An interesting speech yesterday from Fed governor Lael Brainard where she discussed further tools the Fed could be considering over the coming period. Focus fell on the role yield curve caps could play in future strategies that may be deployed. Her idea is that the Fed would concentrate their purchases in the “short to medium range” of the maturity spectrum and this would work alongside forward interest rate guidance. A typical example would be that the Fed commits to holding rates low for two years, so no interest rate hikes for a given period, and then using asset purchases to cap two-year yields at a given level for that two year period.

Importantly, she does not appear to be encouraging a steeper yield curve although obviously capping short to medium term yields would automatically infer this; this may be the difference from the system seen in Japan with its yield curve control (YCC). The fact that asset purchases in the past were used to signal to the market that interest rates were not going to rise anytime soon and so became an important source of the reinforcement of forward guidance; this strategy would do the same but would be a lot more explicit.

Other areas of interest include the problems associated with credibility around average inflation targeting in the long-term, but she thought that it could be useful and easier to communicate if imposed temporarily. We feel this was aimed at the 2% Fed inflation target and the criticism the Fed had received over this last expansion where the rate has failed to hit the target.
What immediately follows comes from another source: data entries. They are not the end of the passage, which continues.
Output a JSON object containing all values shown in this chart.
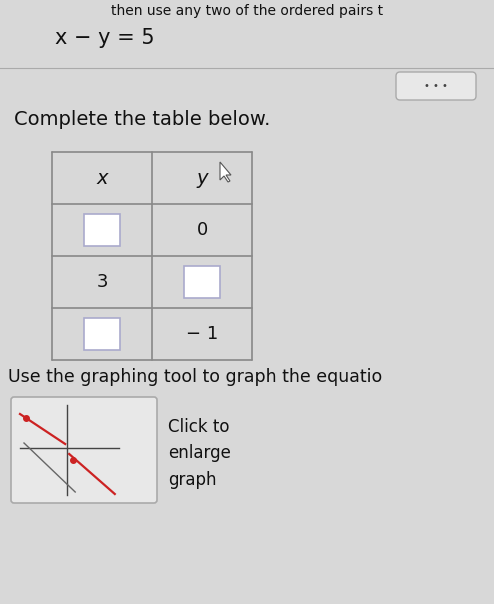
{
  "equation": "x − y = 5",
  "complete_text": "Complete the table below.",
  "graphing_text": "Use the graphing tool to graph the equatio",
  "click_text": "Click to\nenlarge\ngraph",
  "table_headers": [
    "x",
    "y"
  ],
  "table_rows": [
    [
      "",
      "0"
    ],
    [
      "3",
      ""
    ],
    [
      "",
      "− 1"
    ]
  ],
  "bg_color": "#d8d8d8",
  "white": "#ffffff",
  "text_color": "#111111",
  "dots_button_color": "#e8e8e8",
  "border_color": "#888888",
  "input_box_color": "#ffffff",
  "input_border_color": "#aaaacc",
  "graph_line_red": "#cc2222",
  "graph_line_gray": "#666666",
  "dot_color": "#cc2222",
  "graph_bg": "#e8e8e8"
}
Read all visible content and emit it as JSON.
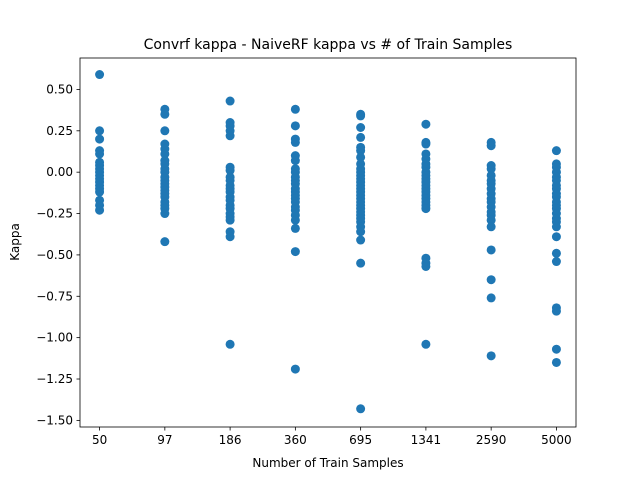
{
  "chart_data": {
    "type": "scatter",
    "title": "Convrf kappa - NaiveRF kappa vs # of Train Samples",
    "xlabel": "Number of Train Samples",
    "ylabel": "Kappa",
    "categories": [
      "50",
      "97",
      "186",
      "360",
      "695",
      "1341",
      "2590",
      "5000"
    ],
    "ylim": [
      -1.54,
      0.69
    ],
    "yticks": [
      0.5,
      0.25,
      0.0,
      -0.25,
      -0.5,
      -0.75,
      -1.0,
      -1.25,
      -1.5
    ],
    "ytick_labels": [
      "0.50",
      "0.25",
      "0.00",
      "−0.25",
      "−0.50",
      "−0.75",
      "−1.00",
      "−1.25",
      "−1.50"
    ],
    "grid": false,
    "marker_color": "#1f77b4",
    "series": [
      {
        "points": [
          {
            "category": "50",
            "values": [
              0.59,
              0.25,
              0.2,
              0.13,
              0.11,
              0.06,
              0.04,
              0.02,
              0.0,
              -0.02,
              -0.04,
              -0.06,
              -0.08,
              -0.1,
              -0.12,
              -0.17,
              -0.2,
              -0.23
            ]
          },
          {
            "category": "97",
            "values": [
              0.38,
              0.35,
              0.25,
              0.17,
              0.14,
              0.11,
              0.07,
              0.05,
              0.02,
              0.0,
              -0.03,
              -0.05,
              -0.07,
              -0.09,
              -0.11,
              -0.13,
              -0.15,
              -0.18,
              -0.2,
              -0.22,
              -0.25,
              -0.42
            ]
          },
          {
            "category": "186",
            "values": [
              0.43,
              0.3,
              0.28,
              0.25,
              0.22,
              0.03,
              0.01,
              -0.03,
              -0.05,
              -0.08,
              -0.1,
              -0.12,
              -0.15,
              -0.17,
              -0.2,
              -0.22,
              -0.25,
              -0.27,
              -0.29,
              -0.36,
              -0.39,
              -1.04
            ]
          },
          {
            "category": "360",
            "values": [
              0.38,
              0.28,
              0.2,
              0.18,
              0.1,
              0.07,
              0.02,
              0.0,
              -0.03,
              -0.05,
              -0.07,
              -0.1,
              -0.12,
              -0.14,
              -0.16,
              -0.18,
              -0.21,
              -0.23,
              -0.26,
              -0.29,
              -0.34,
              -0.48,
              -1.19
            ]
          },
          {
            "category": "695",
            "values": [
              0.35,
              0.34,
              0.27,
              0.21,
              0.15,
              0.13,
              0.09,
              0.05,
              0.02,
              0.0,
              -0.02,
              -0.04,
              -0.06,
              -0.08,
              -0.1,
              -0.12,
              -0.14,
              -0.16,
              -0.18,
              -0.2,
              -0.22,
              -0.24,
              -0.26,
              -0.28,
              -0.3,
              -0.33,
              -0.36,
              -0.41,
              -0.55,
              -1.43
            ]
          },
          {
            "category": "1341",
            "values": [
              0.29,
              0.18,
              0.17,
              0.11,
              0.08,
              0.05,
              0.03,
              0.0,
              -0.02,
              -0.04,
              -0.06,
              -0.08,
              -0.1,
              -0.12,
              -0.14,
              -0.16,
              -0.18,
              -0.2,
              -0.22,
              -0.52,
              -0.55,
              -0.57,
              -1.04
            ]
          },
          {
            "category": "2590",
            "values": [
              0.18,
              0.16,
              0.04,
              0.02,
              -0.02,
              -0.05,
              -0.07,
              -0.1,
              -0.13,
              -0.16,
              -0.18,
              -0.21,
              -0.24,
              -0.26,
              -0.29,
              -0.33,
              -0.47,
              -0.65,
              -0.76,
              -1.11
            ]
          },
          {
            "category": "5000",
            "values": [
              0.13,
              0.05,
              0.03,
              0.0,
              -0.03,
              -0.05,
              -0.08,
              -0.1,
              -0.13,
              -0.15,
              -0.18,
              -0.2,
              -0.22,
              -0.25,
              -0.28,
              -0.3,
              -0.33,
              -0.39,
              -0.49,
              -0.54,
              -0.82,
              -0.84,
              -1.07,
              -1.15
            ]
          }
        ]
      }
    ]
  }
}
Looking at the entire speech the Brainard rate cap idea is just one such tool the Fed could introduce out of many under discussion. However, it does appear listening to Brainard and other Fed members as though the goal of the Fed’s Monetary Policy review next year is to reinforce the inflation mandate, prevent persistent downside deviations and discuss strategies that would deliver policy stimuli quickly and effectively in a downturn. Broadly, this review is now taking on a dovish spin as seen in the yield cap discussion and the Fed members constantly referring to problems with persistently low inflation.